Sat, April 13, 1:15 to 2:45pm, Pennsylvania Convention Center, Floor: Level 100, Room 119B

Abstract

The first presentation will introduce a model for preparing school leaders for reflective, systematic, equity-based, and present-day decision-making by unpacking major events in Black educational history. For the symposium, the presenter will focus on Brown I (1954), Brown II (1955), and their aftermath.

Both African-centered and historical analysis perspectives are used to frame this model, as it uses Sankofa Theory (Temple, 2010) to “learn from or build on the past” (Quarcoo, 1972, p. 17) and Neustadt’s (2011) ideas about using history to help public officials make better decisions in their work. Methodologically, the model returns to Brown I and II due to the seismic shifts they caused in the American educational and political landscapes as major equity projects.
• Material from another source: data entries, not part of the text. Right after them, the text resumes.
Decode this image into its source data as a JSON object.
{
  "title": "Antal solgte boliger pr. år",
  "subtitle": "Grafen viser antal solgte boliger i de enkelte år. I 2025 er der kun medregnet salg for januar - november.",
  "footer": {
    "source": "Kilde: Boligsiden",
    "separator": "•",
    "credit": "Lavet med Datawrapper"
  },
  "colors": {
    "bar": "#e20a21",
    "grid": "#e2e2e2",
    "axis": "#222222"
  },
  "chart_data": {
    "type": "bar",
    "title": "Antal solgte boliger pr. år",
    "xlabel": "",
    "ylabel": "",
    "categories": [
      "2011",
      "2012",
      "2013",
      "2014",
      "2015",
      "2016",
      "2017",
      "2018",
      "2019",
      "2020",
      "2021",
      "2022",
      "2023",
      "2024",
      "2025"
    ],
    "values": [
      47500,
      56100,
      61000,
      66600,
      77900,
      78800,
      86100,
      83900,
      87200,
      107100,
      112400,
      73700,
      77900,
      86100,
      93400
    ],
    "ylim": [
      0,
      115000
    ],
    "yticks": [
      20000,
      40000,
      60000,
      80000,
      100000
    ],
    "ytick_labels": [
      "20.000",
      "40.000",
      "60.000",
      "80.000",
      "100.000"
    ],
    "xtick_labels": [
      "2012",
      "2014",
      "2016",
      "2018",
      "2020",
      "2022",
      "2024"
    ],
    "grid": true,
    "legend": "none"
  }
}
Given that Neustadt’s framework (2011) suggests that “we second-guess only people who have already second-guessed themselves (p. xiv), the materials used in the model address the unfulfilled promises of the Brown rulings (Anderson, 2004; Orfield & Eaton, 1996). Of Brown I and II, the model asks candidates whether the decision-makers on both sides, within the boundaries of their time and place contexts, could have done better to ensure a better chance at equity in the long-term. If so, how? And what generalizations could aspiring school-leaders extrapolate for their own use?

To address the model’s prompts, students are exposed to the historical contexts surrounding Brown I and II’s decision-makers and their decisions. Specifically, the strategies Black educators used to advance their equity agenda (Siddle Walker, 2018), and the methods White officials used to accept and reject integration (Taylor et. al, 2023). Candidates will also use Neustadt’s (2011) skill-driven methods to explore various ways one can consider historical events as a part of their decision-making process in current educational contexts.

Of note, the model will be implemented in an educational leadership program in the Deep South, specifically in a state where school segregation remained in the state’s constitution until 2020 and with its own rich Black educational history. The model will be integrated into existing policy and ethics coursework; and, and an action research project (Mertler, 2021) conducted to determine its skill-building efficacy when using historical events - like school desegregation - to prepare school leaders for equity-centered leadership.

One of the significant benefits of the proposed model is that it involves reflection through imagination. In this case, envisioning how the events leading to and following Brown I and II might have played out if some of the characters made different decisions. Whereas some historians might find such imagining painfully presentist (Sweet, 2022), Black historians have long understood that the past does not stand stagnant and alone (Blain, 2022), not when the persistence of racial injustice and inequity remains all around us, especially in our schools and school systems. The model, then, provides leadership candidates the opportunity to 1) openly explore and complicate historical contexts surrounding school desegregation and resegregation, 2) juxtapose and (re)consider their own equity initiatives; and, 3) hopefully better plan for equitable outcomes.